Just Another Day in Jail

Just Another Day in Jail

Once again, the William G. Truesdale Detention Center in Alexandria provides the best housing and security for another alleged international terrorist. The word alleged must be used here in fairness before a federal court criminal trial steals all the headlines.

From the moment Ahmed Abu Khatallah was grabbed, I mean captured, by military commandos in Libya on the night of June 15-16, there was little or no doubt the 43-year-old would find a new home on Mill Road, Alexandria.

Sheriff Dana Lawhorne and his staff automatically figured another “special” prisoner would be gracing the facilities.

Abu Khatallah is the point-man, the considered ringleader, in the horrendous 2012 Benghazi fatal attack on the American diplomatic mission — the ambassador and three security officers were killed.

The city’s jail is well known for its first-class security services. The last terrorist held there was Zacarias Moussaoui. He pleaded guilty to the conspiracy to kill Americans in the 9-11 attacks. After three years in the Alexandria jail, he was transferred in May 2006 to the federal super-max prison in Florence, Colo. for the rest of his life.

Prospects for Mr. Abu Khatallah, obviously if found guilty, are likely also to be in Colorado. That is a bit premature at this point.

Hearing the news the Libyan had been captured and the ensuing squabbling whether or not he would be tried by a military court or the federal court, this was evidence the feds would consider Sheriff Lawhorne’s domain rather than Guantanamo, Cuba. The Truesdale facility, I can speak with some ability, probably is the best throughout Virginia and quite possibly anyplace else.

The facility has a long-term contract to house federal prisoners. It’s been a successful relationship. The association between the U. S. Marshals Service and the Alexandria Sheriff’s Office is nothing short of outstanding. From transporting and housing prisoners, the security team is solid. From the days of Captain John Griggs, now retired, to Deputy Chief Clarke Stearns, recently retired, and now to Deputy Chief Doug Schuler, Sheriff Lawhorne has an esteemed team.

For the sake of security we won’t report here the exact section of the jail where Abu Khatallah now calls home. Can say he will not be in general population. He will get “room service” and be under 24-hour surveillance.

When the alleged terrorist is transferred to the Washington Federal Court from Alexandria, U.S. Marshals will take him from his abode to the vehicles for a secured ride.

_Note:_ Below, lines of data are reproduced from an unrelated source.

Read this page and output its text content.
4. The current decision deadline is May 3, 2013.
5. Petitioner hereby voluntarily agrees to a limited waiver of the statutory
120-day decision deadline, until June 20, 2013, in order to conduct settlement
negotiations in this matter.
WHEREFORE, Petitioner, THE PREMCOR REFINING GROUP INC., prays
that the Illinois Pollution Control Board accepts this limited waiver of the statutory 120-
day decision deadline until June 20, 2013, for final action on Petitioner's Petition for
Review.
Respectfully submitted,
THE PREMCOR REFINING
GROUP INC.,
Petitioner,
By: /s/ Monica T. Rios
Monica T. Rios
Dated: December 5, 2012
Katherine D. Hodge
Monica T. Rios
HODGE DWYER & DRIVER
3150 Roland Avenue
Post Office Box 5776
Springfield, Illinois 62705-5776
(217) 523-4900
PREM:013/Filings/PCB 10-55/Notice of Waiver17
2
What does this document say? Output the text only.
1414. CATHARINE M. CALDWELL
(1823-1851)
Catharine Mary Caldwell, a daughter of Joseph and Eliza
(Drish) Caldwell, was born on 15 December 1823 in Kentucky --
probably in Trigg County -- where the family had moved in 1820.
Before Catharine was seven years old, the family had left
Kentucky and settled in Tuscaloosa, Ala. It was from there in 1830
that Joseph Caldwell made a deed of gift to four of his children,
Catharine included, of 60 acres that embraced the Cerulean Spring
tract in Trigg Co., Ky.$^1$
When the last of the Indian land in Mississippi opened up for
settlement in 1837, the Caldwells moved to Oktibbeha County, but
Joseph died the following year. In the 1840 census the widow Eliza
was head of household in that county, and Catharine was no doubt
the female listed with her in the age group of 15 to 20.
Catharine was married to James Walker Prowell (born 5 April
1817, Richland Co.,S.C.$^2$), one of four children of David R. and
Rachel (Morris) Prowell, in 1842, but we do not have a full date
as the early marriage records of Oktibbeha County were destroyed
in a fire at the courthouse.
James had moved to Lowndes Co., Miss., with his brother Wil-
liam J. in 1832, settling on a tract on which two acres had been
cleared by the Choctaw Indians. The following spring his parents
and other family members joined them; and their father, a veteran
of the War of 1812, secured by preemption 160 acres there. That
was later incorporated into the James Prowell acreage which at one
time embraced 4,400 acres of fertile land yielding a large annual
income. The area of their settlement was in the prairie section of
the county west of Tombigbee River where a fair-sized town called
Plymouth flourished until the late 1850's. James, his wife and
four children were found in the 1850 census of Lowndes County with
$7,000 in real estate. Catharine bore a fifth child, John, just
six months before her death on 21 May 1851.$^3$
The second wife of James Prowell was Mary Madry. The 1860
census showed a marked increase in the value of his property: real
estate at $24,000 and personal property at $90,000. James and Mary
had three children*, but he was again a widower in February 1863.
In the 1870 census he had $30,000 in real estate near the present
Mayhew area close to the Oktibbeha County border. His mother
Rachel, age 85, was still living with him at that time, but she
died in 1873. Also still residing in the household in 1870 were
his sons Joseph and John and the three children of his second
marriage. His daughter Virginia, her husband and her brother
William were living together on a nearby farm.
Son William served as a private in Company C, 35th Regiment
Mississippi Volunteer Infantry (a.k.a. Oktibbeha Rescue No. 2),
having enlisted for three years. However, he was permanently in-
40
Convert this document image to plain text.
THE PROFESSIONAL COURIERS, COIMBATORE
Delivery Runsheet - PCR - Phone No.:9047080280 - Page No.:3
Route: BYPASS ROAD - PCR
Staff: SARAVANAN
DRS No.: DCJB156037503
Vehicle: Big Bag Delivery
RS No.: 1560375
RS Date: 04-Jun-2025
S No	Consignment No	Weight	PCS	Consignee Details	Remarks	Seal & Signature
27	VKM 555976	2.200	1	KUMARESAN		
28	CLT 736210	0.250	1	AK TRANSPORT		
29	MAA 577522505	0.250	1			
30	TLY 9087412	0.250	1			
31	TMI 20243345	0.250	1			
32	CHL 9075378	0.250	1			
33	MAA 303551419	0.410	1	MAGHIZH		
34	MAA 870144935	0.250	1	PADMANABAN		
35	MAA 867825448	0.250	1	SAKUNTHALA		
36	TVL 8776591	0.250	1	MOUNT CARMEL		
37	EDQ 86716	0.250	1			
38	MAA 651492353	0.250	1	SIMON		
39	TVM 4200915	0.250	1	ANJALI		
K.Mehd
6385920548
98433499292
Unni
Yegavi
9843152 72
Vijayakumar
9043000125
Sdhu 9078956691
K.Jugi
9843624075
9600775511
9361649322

Actually, life around the jail won’t notice any change. The routine of every deputy and sworn and civilian staff will be the same. The education unit, the chaplain’s work, the feeding programs and haircutting will continue seamlessly.

Abu Khattala arrived in Alexandria under constant interrogation from the military, FBI, CIA, et al, on the Navy ship New York, helicoptered to Washington for Saturday’s appearance before a federal magistrate judge. Obviously he received a federal public defender, was read his Miranda rights, held without bond, pleaded not guilty. Reports are he was physically tired, bedraggled naturally. Unless he wants it, he won’t get a shave and a haircut. There’s a law against that.

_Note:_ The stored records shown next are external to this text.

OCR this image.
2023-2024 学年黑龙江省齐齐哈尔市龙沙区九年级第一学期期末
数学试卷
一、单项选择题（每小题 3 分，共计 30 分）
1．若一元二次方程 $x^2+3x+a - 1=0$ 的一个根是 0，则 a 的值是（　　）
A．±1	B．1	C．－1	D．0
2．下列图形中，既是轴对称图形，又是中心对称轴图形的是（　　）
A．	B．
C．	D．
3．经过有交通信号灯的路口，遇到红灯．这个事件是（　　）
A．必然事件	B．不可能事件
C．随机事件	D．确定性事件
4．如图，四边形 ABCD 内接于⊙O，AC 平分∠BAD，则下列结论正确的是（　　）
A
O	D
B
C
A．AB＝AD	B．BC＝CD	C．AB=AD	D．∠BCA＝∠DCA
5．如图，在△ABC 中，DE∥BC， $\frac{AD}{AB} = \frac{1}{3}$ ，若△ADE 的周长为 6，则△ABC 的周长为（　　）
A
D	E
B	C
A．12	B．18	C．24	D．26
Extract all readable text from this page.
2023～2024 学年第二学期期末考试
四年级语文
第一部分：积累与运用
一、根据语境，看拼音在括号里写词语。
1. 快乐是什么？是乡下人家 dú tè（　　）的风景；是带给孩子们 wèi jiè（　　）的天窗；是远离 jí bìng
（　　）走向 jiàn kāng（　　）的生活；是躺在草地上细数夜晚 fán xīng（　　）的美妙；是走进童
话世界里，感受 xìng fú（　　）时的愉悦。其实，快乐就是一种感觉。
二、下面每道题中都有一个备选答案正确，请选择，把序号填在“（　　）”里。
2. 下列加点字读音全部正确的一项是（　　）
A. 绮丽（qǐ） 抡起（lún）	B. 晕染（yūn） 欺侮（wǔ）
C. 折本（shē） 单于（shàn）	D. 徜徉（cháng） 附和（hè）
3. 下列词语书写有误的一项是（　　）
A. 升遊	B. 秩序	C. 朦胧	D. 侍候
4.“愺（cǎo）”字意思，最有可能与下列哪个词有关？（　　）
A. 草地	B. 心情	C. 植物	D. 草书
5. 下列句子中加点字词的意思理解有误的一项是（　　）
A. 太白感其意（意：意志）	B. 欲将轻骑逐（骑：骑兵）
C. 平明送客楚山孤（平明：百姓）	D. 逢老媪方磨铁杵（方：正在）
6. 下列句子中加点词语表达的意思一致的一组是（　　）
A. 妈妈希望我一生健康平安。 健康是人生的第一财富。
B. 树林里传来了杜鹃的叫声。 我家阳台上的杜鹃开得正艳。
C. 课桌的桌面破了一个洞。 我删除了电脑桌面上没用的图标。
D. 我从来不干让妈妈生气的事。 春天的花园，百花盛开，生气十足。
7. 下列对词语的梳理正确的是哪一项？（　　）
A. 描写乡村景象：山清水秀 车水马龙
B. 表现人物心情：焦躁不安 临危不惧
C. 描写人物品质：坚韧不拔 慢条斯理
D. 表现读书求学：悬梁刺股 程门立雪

How long will the legal procedures take? No one knows. No photos will be possible either. Glimpses of the alleged terrorist will only be from artists’ courtroom drawings. No times will be released on transfers from jail to court, besides all marshal’s vehicles have darkened windows and parking is securely under the courthouse.

Actually, Sheriff Lawhorne’s jail on the international stage will be rather quiet. At least to the public. Daily security will be the best, as it is all the time.